Her death was announced by Garth Greenan Gallery in New York, which represented her. The gallery said she had pancreatic cancer.
Ms. Smith’s abiding artistic medium was collage, in the broadest sense of the word. With a wide range of works — including mixed-media canvases and conceptually tinted assemblages, as well as drawings and paintings that Joshua Hunt recently described in The New York Times as “Kandinsky turned loose in the American plains” — she seamlessly married a host of personal and political references with influences from European, American and Native art history.

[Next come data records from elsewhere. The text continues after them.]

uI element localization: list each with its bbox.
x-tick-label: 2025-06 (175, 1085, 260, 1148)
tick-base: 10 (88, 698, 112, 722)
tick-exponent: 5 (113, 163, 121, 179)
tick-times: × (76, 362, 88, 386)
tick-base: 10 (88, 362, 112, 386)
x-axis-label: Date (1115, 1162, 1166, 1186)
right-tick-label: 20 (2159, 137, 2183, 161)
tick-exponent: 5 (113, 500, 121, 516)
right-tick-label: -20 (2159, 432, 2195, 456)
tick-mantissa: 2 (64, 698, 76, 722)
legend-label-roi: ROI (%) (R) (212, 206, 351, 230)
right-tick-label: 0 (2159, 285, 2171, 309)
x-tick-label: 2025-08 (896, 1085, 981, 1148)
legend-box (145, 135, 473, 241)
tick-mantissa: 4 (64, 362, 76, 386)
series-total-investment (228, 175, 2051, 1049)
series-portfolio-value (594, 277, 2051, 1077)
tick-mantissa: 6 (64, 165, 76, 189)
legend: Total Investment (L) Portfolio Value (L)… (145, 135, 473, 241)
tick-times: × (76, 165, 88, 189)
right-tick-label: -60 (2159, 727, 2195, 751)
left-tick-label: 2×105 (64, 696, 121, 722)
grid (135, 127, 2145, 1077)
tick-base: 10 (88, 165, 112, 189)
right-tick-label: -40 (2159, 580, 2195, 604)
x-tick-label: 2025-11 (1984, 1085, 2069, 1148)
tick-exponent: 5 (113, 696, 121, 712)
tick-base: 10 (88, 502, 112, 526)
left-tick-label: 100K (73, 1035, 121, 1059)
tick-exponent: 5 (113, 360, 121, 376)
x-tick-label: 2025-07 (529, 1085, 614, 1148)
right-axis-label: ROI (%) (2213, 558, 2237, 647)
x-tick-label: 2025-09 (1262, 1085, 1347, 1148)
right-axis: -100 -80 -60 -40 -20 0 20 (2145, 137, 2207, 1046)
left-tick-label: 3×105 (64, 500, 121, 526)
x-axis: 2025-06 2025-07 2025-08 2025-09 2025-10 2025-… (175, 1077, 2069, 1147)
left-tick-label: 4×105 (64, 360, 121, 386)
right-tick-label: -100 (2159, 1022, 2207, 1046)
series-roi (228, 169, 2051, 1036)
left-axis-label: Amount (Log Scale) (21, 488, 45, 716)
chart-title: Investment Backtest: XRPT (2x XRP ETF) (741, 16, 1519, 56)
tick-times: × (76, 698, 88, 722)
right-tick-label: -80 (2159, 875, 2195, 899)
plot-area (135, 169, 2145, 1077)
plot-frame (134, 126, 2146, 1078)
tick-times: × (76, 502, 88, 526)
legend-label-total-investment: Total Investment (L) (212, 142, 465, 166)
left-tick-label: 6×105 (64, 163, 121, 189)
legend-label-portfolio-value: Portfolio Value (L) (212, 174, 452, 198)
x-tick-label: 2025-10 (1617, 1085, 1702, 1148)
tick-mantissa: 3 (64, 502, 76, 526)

Writing about a 1980 show of pastels and charcoal drawings for Art in America, Ronny H. Cohen noted that Ms. Smith drew on the narrative pictography and decorative abstraction of the Plains even while taking cues from artists like Paul Klee, Joan Miró and Robert Rauschenberg.
What held all these sources together was a consistent color palette of red and brown; a distinctively back-and-forth sense of composition in which a striking central image was often balanced by an undertow of peripheral figures; and Ms. Smith’s unerring instinct for narrative.